June, 2015: Post-Oracle 12c BBLearn Outages

BBLearn's database backend was upgraded to Oracle 12c during the June 11th maintenance window; starting that evening, the system experienced multiple intermittent outages.

Thursday, 6/11

Node bbapp5a was intermittently unresponsive between 9:41 PM and 11:52 PM.

Friday, 6/12

System continued to have intermittent outages throughout the day.

Node bbapp5a became unresponsive at 10:54 AM; bbapp2a also became unresponsive at 11:09 AM, with the issue spreading to other nodes by 12:00 noon. Admins performed a rolling restart at approximately 2:56 PM.

Saturday, 6/13

System continued to have intermittent outages throughout the day.

Node bbapp5a became unresponsive at 9:28 AM, and was restarted at 11:45 AM.

Sunday, 6/14

System continued to have intermittent outages throughout the day.

Monday, 6/15

System continued to have intermittent outages throughout the day.

Node bbapp3a experienced a micro-outage from 1:56 AM to 2:02 AM, and was restarted at 6:52 AM. With more support staff on duty, full investigation into the weekend's issues began. Various node stability issues and intermittent outages were observed throughout the day.

Application and database admins applied a hotfix and partial system restart at 2:56 PM, and are monitoring for any further incidents.

Tuesday, 6/16

System continued to have intermittent outages throughout the day.

Node bbapp3a was found unresponsive, and was restarted at 7:15 AM.

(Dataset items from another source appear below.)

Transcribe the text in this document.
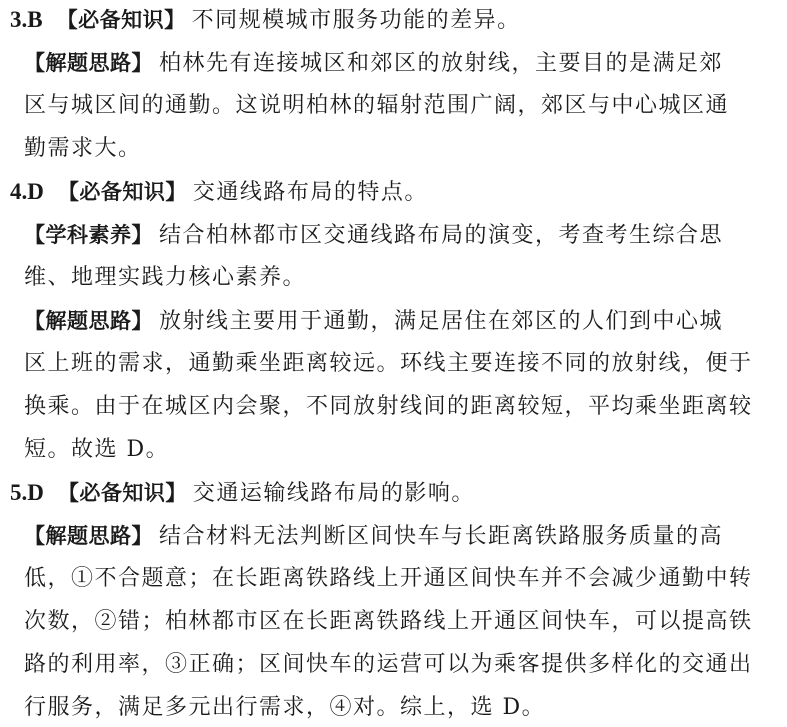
3.B 【必备知识】 不同规模城市服务功能的差异。
【解题思路】 柏林先有连接城区和郊区的放射线，主要目的是满足郊
区与城区间的通勤。这说明柏林的辐射范围广阔，郊区与中心城区通
勤需求大。
4.D 【必备知识】 交通线路布局的特点。
【学科素养】 结合柏林都市区交通线路布局的演变，考查考生综合思
维、地理实践力核心素养。
【解题思路】 放射线主要用于通勤，满足居住在郊区的人们到中心城
区上班的需求，通勤乘坐距离较远。环线主要连接不同的放射线，便于
换乘。由于在城区内会聚，不同放射线间的距离较短，平均乘坐距离较
短。故选 D。
5.D 【必备知识】 交通运输线路布局的影响。
【解题思路】 结合材料无法判断区间快车与长距离铁路服务质量的高
低，①不合题意；在长距离铁路线上开通区间快车并不会减少通勤中转
次数，②错；柏林都市区在长距离铁路线上开通区间快车，可以提高铁
路的利用率，③正确；区间快车的运营可以为乘客提供多样化的交通出
行服务，满足多元出行需求，④对。综上，选 D。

Around 5:30 PM, multiple nodes lost their connection to the database backend and became unresponsive. Admins performed an emergency restart to apply two configuration changes. BBLearn was back online at approximately 6:30 PM. An emergency RFC will be filed detailing specifics of the incident.

Thursday, 6/18

Emergency maintenance from 12:00 noon to 1:00 PM.